高校生に夏目漱石の『こころ』の授業をしている時に気がついたこと。下の42章。
お嬢さんへの恋を告白したKがどうしたらいいか相談に来たKに対して、「先生」は「精神的に向上心のないものは馬鹿だ。」と言い放つ。この言葉は以前Kから言われたものである。しかし実は「先生」自身がお嬢さんを好きだったために、Kにお嬢さんをあきらめさせるために策略的に言った言葉だ。
さて、Kはこの言葉に追い詰められていく。自分の言葉によって追い詰められていくのは一番つらいことだ。人間は自分を裏切りたくないからだ。追い詰められたKは「もうその話はやめよう」と「先生」に言う。しかしそれに対して「先生」は「君の心でそれをやめるだけの覚悟がなければ、一体君は君の平生の主張をどうするつもりなのか。」と追い打ちをかける。ひどい男だ。

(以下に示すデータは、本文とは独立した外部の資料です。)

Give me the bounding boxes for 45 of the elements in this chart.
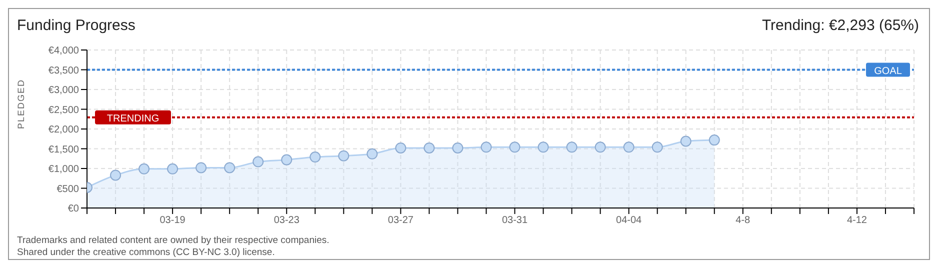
point — [538, 142, 549, 153]
point — [652, 142, 663, 153]
point — [509, 142, 520, 153]
y-axis-title: PLEDGED — [16, 78, 26, 129]
point — [110, 170, 122, 181]
y-tick-label: €500 — [56, 184, 80, 195]
point — [281, 154, 292, 166]
point — [395, 142, 406, 154]
y-tick-label: €2,500 — [48, 104, 80, 116]
point — [167, 163, 178, 174]
y-tick-label: €3,000 — [48, 85, 80, 96]
point — [424, 142, 435, 154]
ref-line-label: TRENDING — [106, 113, 160, 124]
point — [680, 136, 692, 147]
x-tick-label: 03-31 — [502, 215, 528, 226]
text: Shared under the creative commons (CC BY-NC 3.0) license. — [17, 247, 276, 259]
point — [594, 142, 606, 153]
ref-line-label: GOAL — [874, 66, 902, 77]
text: Trademarks and related content are owned by their respective companies. — [17, 235, 330, 247]
y-tick-label: €4,000 — [48, 46, 80, 57]
x-tick-label: 03-23 — [274, 215, 300, 226]
point — [196, 162, 207, 174]
point — [138, 163, 150, 174]
point — [566, 142, 578, 153]
point — [252, 156, 264, 168]
point — [708, 134, 720, 146]
y-tick-label: €1,500 — [48, 144, 80, 156]
chart-title: Funding Progress — [17, 17, 136, 34]
point — [480, 142, 492, 153]
x-tick-label: 03-27 — [388, 215, 414, 226]
y-tick-label: €3,500 — [48, 65, 80, 76]
chart-subtitle: Trending: €2,293 (65%) — [762, 17, 919, 34]
point — [452, 142, 464, 154]
y-tick-label: €0 — [68, 204, 80, 215]
y-tick-label: €2,000 — [48, 124, 80, 136]
x-tick-label: 04-04 — [616, 215, 642, 226]
point — [338, 150, 350, 162]
x-tick-label: 03-19 — [160, 215, 186, 226]
x-tick-label: 4-12 — [846, 215, 868, 226]
point — [623, 142, 634, 153]
point — [224, 162, 236, 174]
point — [310, 152, 321, 163]
y-tick-label: €1,000 — [48, 164, 80, 176]
x-tick-label: 4-8 — [736, 215, 751, 226]
point — [366, 148, 378, 160]
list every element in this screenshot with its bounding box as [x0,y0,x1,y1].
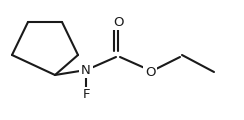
Text: N: N [81,63,91,77]
Text: F: F [82,89,90,102]
Text: O: O [145,66,155,78]
Text: O: O [113,15,123,29]
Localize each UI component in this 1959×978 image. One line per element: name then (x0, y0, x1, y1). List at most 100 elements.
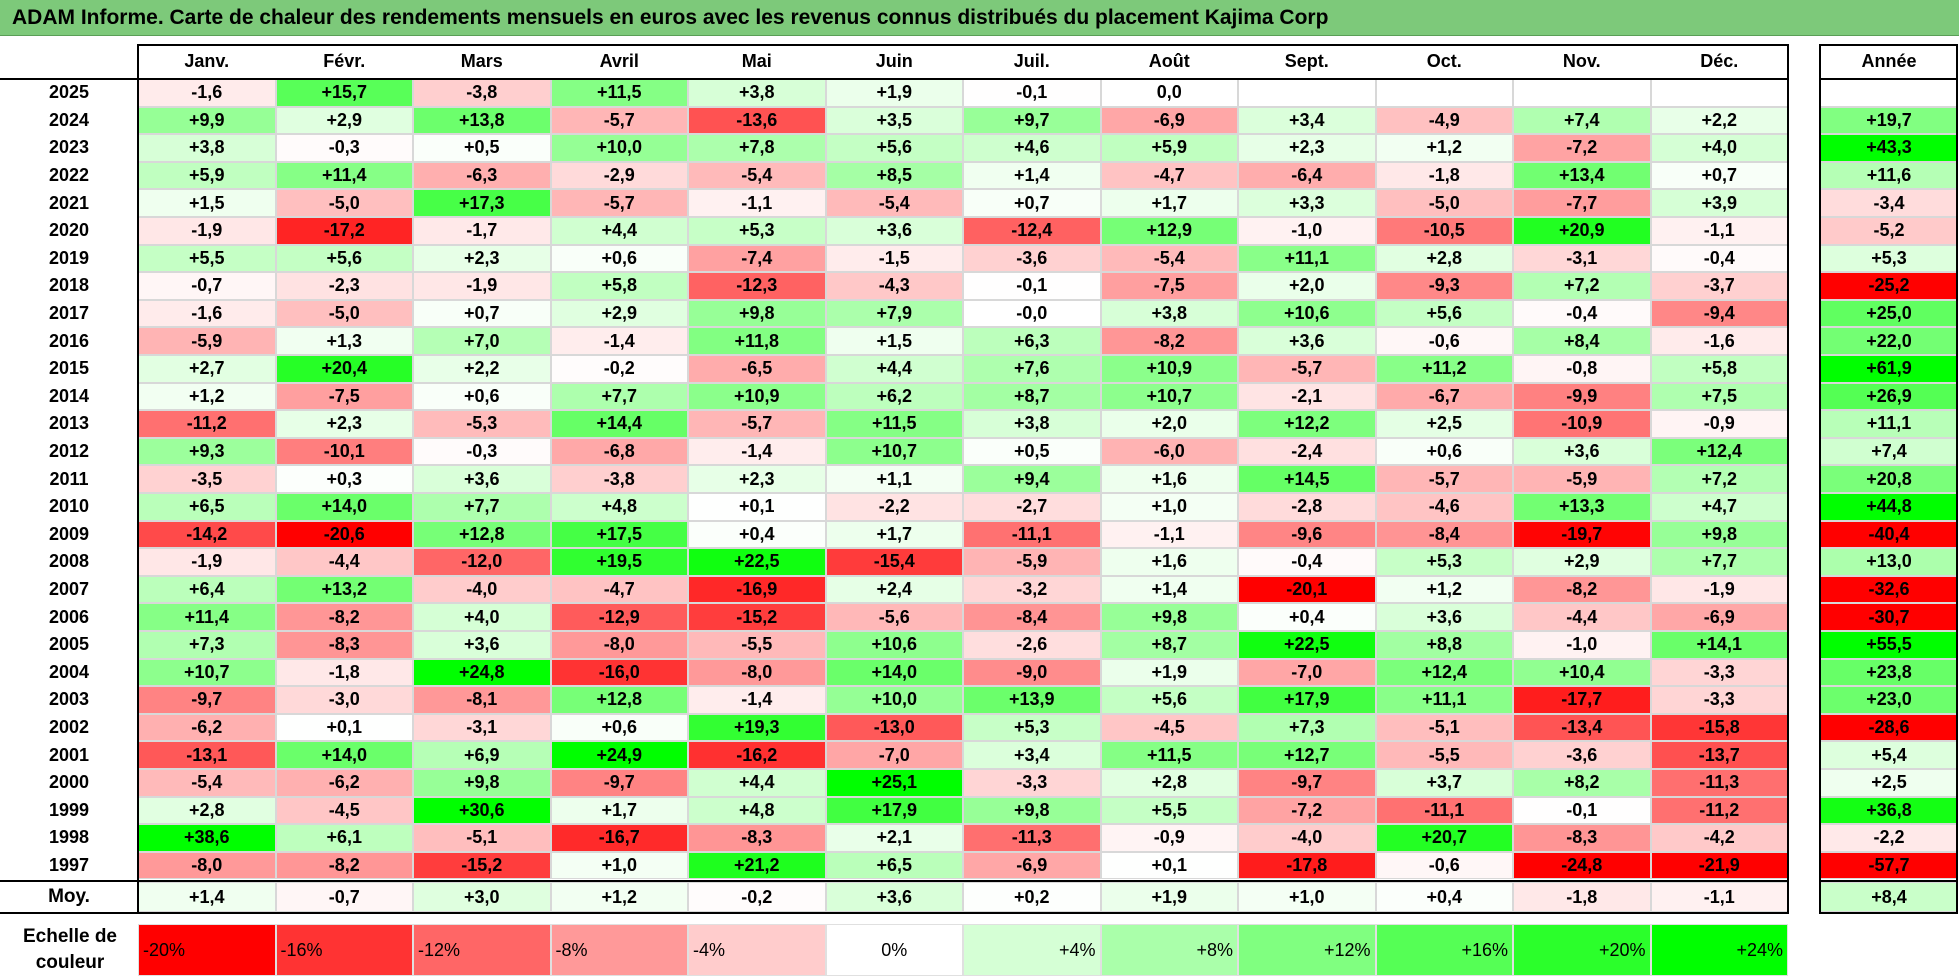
heatmap-cell: -6,3 (413, 161, 551, 190)
heatmap-cell: -5,7 (550, 189, 688, 217)
heatmap-cell: -1,6 (138, 79, 276, 107)
heatmap-cell: -5,7 (1238, 355, 1376, 383)
heatmap-cell: +17,3 (413, 189, 551, 217)
heatmap-cell: -5,5 (1375, 741, 1513, 769)
heatmap-cell: +22,5 (1238, 631, 1376, 659)
heatmap-cell: +9,8 (1650, 520, 1788, 549)
heatmap-cell (1238, 79, 1376, 107)
color-scale-label-line2: couleur (35, 952, 105, 973)
heatmap-cell: -9,3 (1375, 272, 1513, 300)
heatmap-cell: -1,9 (1650, 575, 1788, 604)
heatmap-cell: -9,0 (963, 658, 1101, 687)
heatmap-cell: +2,3 (1238, 134, 1376, 162)
heatmap-cell: -2,3 (275, 272, 413, 300)
heatmap-cell: -2,4 (1238, 437, 1376, 466)
heatmap-cell: 0,0 (1100, 79, 1238, 107)
month-header: Févr. (323, 51, 366, 71)
average-divider-bottom (0, 912, 1788, 915)
heatmap-cell: +1,6 (1100, 465, 1238, 493)
heatmap-cell: +12,8 (413, 520, 551, 549)
heatmap-cell: -7,5 (275, 382, 413, 411)
heatmap-cell: -1,8 (275, 658, 413, 687)
annual-cell: +11,1 (1820, 410, 1958, 438)
heatmap-cell: +7,3 (1238, 713, 1376, 742)
heatmap-cell: +6,9 (413, 741, 551, 769)
annual-cell: +23,0 (1820, 686, 1958, 714)
heatmap-cell: -14,2 (138, 520, 276, 549)
heatmap-cell: -13,4 (1513, 713, 1651, 742)
heatmap-cell: +5,8 (1650, 355, 1788, 383)
heatmap-cell: +38,6 (138, 824, 276, 852)
heatmap-cell: -5,1 (413, 824, 551, 852)
heatmap-cell: +6,5 (825, 851, 963, 880)
heatmap-cell: +2,3 (688, 465, 826, 493)
annual-cell: +19,7 (1820, 106, 1958, 135)
heatmap-cell: +10,0 (550, 134, 688, 162)
heatmap-cell: -4,5 (275, 796, 413, 825)
heatmap-cell: -0,4 (1513, 299, 1651, 328)
annual-cell: +7,4 (1820, 437, 1958, 466)
heatmap-cell: +14,0 (275, 493, 413, 521)
month-header: Janv. (184, 51, 230, 71)
heatmap-cell: +3,5 (825, 106, 963, 135)
heatmap-cell: -3,7 (1650, 272, 1788, 300)
heatmap-cell: -8,2 (275, 603, 413, 631)
heatmap-cell: +1,3 (275, 327, 413, 355)
heatmap-cell: +1,0 (1100, 493, 1238, 521)
heatmap-cell: +2,2 (413, 355, 551, 383)
heatmap-cell: -13,1 (138, 741, 276, 769)
heatmap-cell: +13,9 (963, 686, 1101, 714)
heatmap-cell: +2,8 (1100, 769, 1238, 797)
heatmap-cell: -2,2 (825, 493, 963, 521)
annual-cell: -40,4 (1820, 520, 1958, 549)
average-cell: -1,8 (1513, 882, 1651, 913)
color-scale-step: +16% (1375, 924, 1513, 976)
heatmap-cell: +3,8 (963, 410, 1101, 438)
color-scale-step: -20% (138, 924, 276, 976)
heatmap-cell: +5,5 (1100, 796, 1238, 825)
annual-cell: +36,8 (1820, 796, 1958, 825)
heatmap-cell: +0,6 (413, 382, 551, 411)
heatmap-cell: -17,8 (1238, 851, 1376, 880)
year-label: 2025 (48, 82, 90, 103)
heatmap-cell: +24,8 (413, 658, 551, 687)
heatmap-cell: -8,3 (1513, 824, 1651, 852)
color-scale-step: +12% (1238, 924, 1376, 976)
heatmap-cell: -10,5 (1375, 217, 1513, 245)
heatmap-cell: -0,3 (413, 437, 551, 466)
heatmap-cell: -1,0 (1513, 631, 1651, 659)
annual-cell: +2,5 (1820, 769, 1958, 797)
heatmap-cell: -6,0 (1100, 437, 1238, 466)
heatmap-cell: +2,9 (550, 299, 688, 328)
heatmap-cell: -5,9 (138, 327, 276, 355)
heatmap-cell: -8,0 (550, 631, 688, 659)
heatmap-cell: +11,5 (550, 79, 688, 107)
heatmap-cell: -1,1 (1100, 520, 1238, 549)
heatmap-cell: -11,1 (963, 520, 1101, 549)
heatmap-cell: -9,4 (1650, 299, 1788, 328)
heatmap-cell: -0,7 (138, 272, 276, 300)
heatmap-cell: -7,0 (825, 741, 963, 769)
annual-cell: +11,6 (1820, 161, 1958, 190)
year-label: 2012 (48, 441, 90, 462)
annual-cell: +20,8 (1820, 465, 1958, 493)
heatmap-cell: +25,1 (825, 769, 963, 797)
heatmap-cell: +5,6 (1100, 686, 1238, 714)
heatmap-cell: +1,7 (550, 796, 688, 825)
heatmap-cell: -15,2 (413, 851, 551, 880)
year-label: 2016 (48, 330, 90, 351)
heatmap-cell: -4,4 (275, 548, 413, 576)
annual-cell: -25,2 (1820, 272, 1958, 300)
average-cell: +3,0 (413, 882, 551, 913)
heatmap-cell: +5,5 (138, 244, 276, 273)
heatmap-cell: +0,7 (963, 189, 1101, 217)
heatmap-cell: -8,0 (688, 658, 826, 687)
heatmap-cell: -8,3 (688, 824, 826, 852)
heatmap-cell: +30,6 (413, 796, 551, 825)
heatmap-cell: -3,6 (963, 244, 1101, 273)
average-annual-cell: +8,4 (1820, 882, 1958, 913)
heatmap-cell: +4,4 (550, 217, 688, 245)
heatmap-cell: -6,9 (1650, 603, 1788, 631)
heatmap-cell: +12,8 (550, 686, 688, 714)
heatmap-cell: +5,6 (1375, 299, 1513, 328)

問題はここの「それ」とは何かということだ。普段読み飛ばしてきたが、生徒に指摘されてわからなくなった。なんとなく思い込みで「お嬢さんへの恋」と考えてきたが、話の流れから考えると「話を続けること」ととるべきではないか。しかし「話を続けること」と考えると文の意味が通らなくなる。
あきらかにここで「先生」は言葉の意味を捻じ曲げてしまったのだ。ここに冷静さを欠いた「先生」の姿があらわれているとも言える。生徒に指摘されたところだがおもしろい発見だ。